During the 1970s and 1980s, the historical studies of Darwin were intensified and professionalised. The new science historians who had placed Darwin at the centre of their work became known as “The Darwin Industry”. In a clearly formulated manner, they broke the scientific monopoly by demanding to write the story of Darwin.

The key was solid, historical source studies that could document that the biologists who wanted to tell a story about Darwin as a modern scientist were mistaken. From a series of meticulous studies of Darwin’s extensive correspondence and scientific notebooks, which were primarily located at the university library at Cambridge, a new image of Darwin arose.

One example is the discussion about the influence of Thomas Malthus in the development of Darwin’s theory. Malthus’ theory was originally a financial theory concerning overpopulation. In the 1960s, many biologists would not accept that a non-scientific theory should have had a significant influence on the development of the central idea of the theory of evolution concerning natural selection. However, now science historians could prove that Darwin himself quite openly wrote about this influence.

The new Darwin studies which focused on how Darwin developed his theory showed that there was no point in trying to preserve a pure image of natural science independent from unscientific sources. Thus, the work with case studies by the Darwin Industry confirmed a new image of science, reliant on the surrounding world, as well as intellectual, cultural, social and political circumstances.

Furthermore, the source studies in many ways changed the idea of how Darwin had developed his theory. It had not suddenly come to him on the Galápagos Islands. It was not a result of Darwin gathering a lot of material and basing his overall theory on that either.
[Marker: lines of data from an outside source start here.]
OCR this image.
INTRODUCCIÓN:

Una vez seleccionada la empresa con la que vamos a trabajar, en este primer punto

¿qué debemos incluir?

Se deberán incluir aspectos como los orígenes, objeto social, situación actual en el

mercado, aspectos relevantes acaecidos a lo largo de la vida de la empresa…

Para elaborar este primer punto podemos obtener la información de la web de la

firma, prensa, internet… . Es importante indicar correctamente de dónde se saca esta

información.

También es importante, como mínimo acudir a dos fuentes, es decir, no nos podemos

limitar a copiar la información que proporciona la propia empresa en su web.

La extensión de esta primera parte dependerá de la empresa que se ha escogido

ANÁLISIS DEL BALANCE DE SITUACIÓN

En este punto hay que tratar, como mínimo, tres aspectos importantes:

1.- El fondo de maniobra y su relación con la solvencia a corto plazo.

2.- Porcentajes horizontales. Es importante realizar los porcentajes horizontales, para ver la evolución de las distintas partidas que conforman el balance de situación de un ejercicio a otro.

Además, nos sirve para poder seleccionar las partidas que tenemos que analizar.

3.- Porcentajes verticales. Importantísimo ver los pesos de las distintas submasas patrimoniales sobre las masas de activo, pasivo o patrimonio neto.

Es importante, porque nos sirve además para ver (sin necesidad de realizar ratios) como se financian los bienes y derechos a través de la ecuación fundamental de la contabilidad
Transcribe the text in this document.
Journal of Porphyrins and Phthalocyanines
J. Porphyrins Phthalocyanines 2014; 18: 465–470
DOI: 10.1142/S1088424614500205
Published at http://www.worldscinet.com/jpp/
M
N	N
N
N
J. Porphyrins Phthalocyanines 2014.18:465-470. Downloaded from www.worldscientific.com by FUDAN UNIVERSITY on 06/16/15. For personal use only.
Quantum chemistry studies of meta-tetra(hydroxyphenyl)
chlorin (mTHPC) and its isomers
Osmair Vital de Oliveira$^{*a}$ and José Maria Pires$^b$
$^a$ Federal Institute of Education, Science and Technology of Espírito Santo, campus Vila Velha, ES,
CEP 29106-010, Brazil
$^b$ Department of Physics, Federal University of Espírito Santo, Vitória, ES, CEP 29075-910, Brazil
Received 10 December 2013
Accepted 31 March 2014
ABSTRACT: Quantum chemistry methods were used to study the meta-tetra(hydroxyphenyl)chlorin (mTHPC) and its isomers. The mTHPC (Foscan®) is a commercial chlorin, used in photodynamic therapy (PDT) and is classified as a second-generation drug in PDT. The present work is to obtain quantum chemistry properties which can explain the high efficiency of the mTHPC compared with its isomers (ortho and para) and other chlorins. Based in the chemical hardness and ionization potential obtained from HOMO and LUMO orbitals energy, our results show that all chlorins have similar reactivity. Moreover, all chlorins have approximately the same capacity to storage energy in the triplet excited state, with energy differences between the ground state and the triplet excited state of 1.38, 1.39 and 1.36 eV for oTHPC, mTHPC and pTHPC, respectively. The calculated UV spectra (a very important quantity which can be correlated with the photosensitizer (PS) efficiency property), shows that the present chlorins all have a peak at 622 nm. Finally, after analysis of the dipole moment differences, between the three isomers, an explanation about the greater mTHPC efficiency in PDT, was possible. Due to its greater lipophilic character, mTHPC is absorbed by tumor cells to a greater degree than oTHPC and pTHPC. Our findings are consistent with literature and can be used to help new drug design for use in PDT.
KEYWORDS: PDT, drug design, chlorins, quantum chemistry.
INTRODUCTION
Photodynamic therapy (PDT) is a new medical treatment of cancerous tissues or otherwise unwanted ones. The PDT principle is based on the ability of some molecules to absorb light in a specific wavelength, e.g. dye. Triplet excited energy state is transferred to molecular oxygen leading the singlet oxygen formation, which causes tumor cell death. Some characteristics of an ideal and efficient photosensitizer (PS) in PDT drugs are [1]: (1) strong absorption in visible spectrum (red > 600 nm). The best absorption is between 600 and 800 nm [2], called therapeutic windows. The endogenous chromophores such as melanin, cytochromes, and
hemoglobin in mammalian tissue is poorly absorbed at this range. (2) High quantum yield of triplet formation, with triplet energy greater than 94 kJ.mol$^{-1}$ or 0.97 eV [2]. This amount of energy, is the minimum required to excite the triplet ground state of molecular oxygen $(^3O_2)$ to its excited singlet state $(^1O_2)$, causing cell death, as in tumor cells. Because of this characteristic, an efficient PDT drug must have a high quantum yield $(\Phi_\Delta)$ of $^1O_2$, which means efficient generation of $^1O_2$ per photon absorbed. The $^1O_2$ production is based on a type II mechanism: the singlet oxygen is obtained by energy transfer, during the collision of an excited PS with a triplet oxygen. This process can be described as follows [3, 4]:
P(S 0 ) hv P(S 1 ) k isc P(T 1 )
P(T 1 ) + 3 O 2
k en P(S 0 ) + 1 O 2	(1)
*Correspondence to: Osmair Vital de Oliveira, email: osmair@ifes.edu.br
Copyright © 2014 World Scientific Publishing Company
His starting point was not artificial selection through which he discovered an analogy in nature which he called natural selection either. The situation was a completely different one. Darwin was actually looking for a theory concerning reproduction, went through a lot of literature on the breeding of livestock and hereafter read Malthus’ theory. Here, he discovered that reproduction and the overproduction of the species was the key to the question of the origin of the species. Only subsequently, did natural selection become important and seen as a possible analogy to understanding the fundamental mechanisms of the development of nature which was the driving force of the evolution.